How often is the frame pointer used?

With ARM, the frame pointer is completely optional. The compiler generally makes a decision whether or not the function’s stack access is crazy enough to make it worth the trouble. You can generally force the use of the frame pointer with the compiler flag -fno-omit-frame-pointer. With the ARM instruction set, the frame pointer is r11. With THUMB, it’s r7. There is no architecture-defined register for ARM, it’s just a convention.

However, at the time of discovery, the Raspberry Pi’s libc.so contained over 190 instances of functions utilizing the frame pointer and containing vulnerable epilogues like shown above.

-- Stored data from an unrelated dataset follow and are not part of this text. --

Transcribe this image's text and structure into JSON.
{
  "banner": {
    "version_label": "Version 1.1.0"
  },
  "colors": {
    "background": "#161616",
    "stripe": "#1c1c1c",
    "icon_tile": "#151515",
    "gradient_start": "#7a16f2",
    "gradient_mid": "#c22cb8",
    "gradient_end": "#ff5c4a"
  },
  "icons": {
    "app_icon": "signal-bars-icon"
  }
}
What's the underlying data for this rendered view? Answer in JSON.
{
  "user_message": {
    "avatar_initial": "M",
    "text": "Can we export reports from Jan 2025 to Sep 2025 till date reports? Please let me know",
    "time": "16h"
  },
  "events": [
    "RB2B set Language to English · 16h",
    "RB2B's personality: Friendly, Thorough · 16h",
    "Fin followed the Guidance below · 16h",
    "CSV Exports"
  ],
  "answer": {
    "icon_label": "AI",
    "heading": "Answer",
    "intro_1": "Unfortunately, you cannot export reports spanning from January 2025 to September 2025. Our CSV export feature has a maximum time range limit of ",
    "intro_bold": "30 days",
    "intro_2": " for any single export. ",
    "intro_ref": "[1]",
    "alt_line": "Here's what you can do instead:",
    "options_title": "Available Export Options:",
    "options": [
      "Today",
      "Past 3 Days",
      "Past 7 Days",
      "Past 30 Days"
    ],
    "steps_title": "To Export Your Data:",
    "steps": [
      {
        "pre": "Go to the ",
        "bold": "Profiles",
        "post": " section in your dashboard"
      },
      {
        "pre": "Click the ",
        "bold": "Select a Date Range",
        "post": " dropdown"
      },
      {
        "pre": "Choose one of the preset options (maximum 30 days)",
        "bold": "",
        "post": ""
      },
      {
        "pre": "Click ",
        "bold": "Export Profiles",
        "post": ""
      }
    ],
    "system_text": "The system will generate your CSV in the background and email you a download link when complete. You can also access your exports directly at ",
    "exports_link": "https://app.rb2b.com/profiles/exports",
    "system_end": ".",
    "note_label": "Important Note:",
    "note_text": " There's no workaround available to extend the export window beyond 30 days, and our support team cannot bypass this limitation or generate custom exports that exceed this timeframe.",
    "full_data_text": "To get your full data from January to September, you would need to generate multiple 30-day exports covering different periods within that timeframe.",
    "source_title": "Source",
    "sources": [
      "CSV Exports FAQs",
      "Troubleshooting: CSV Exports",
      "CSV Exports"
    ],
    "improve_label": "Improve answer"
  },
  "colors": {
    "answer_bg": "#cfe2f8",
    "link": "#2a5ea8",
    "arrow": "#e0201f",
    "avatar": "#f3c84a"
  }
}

What could mitigate this issue?

Various attack mitigations may work, such as safe stacks, return address verification (retguard), general backward edge CFI, etc. Many of these are quite common now in modern architectures and systems, but unfortunately not quite as common on embedded 32-bit ARM systems.

Wouldn’t an attacker still have to know the mangled PC and SP?

Depends on the memory layout and/or the attacker’s write controls.

If the attacker has to overwrite the jmp_buf struct from the beginning, AND the protected registers are stored before the frame pointer, then yes. A memory disclosure attack would need to be used on conjunction.

On x86 and aarch64, the frame pointer is stored at a lower offset than the protected stack pointer and program counter.

Your POC isn’t convincing

It’s just a proof-of-concept, not a full attack. Let’s just say that I leave it as an exercise to the reader to come up with your own contrived indirect data write exploit.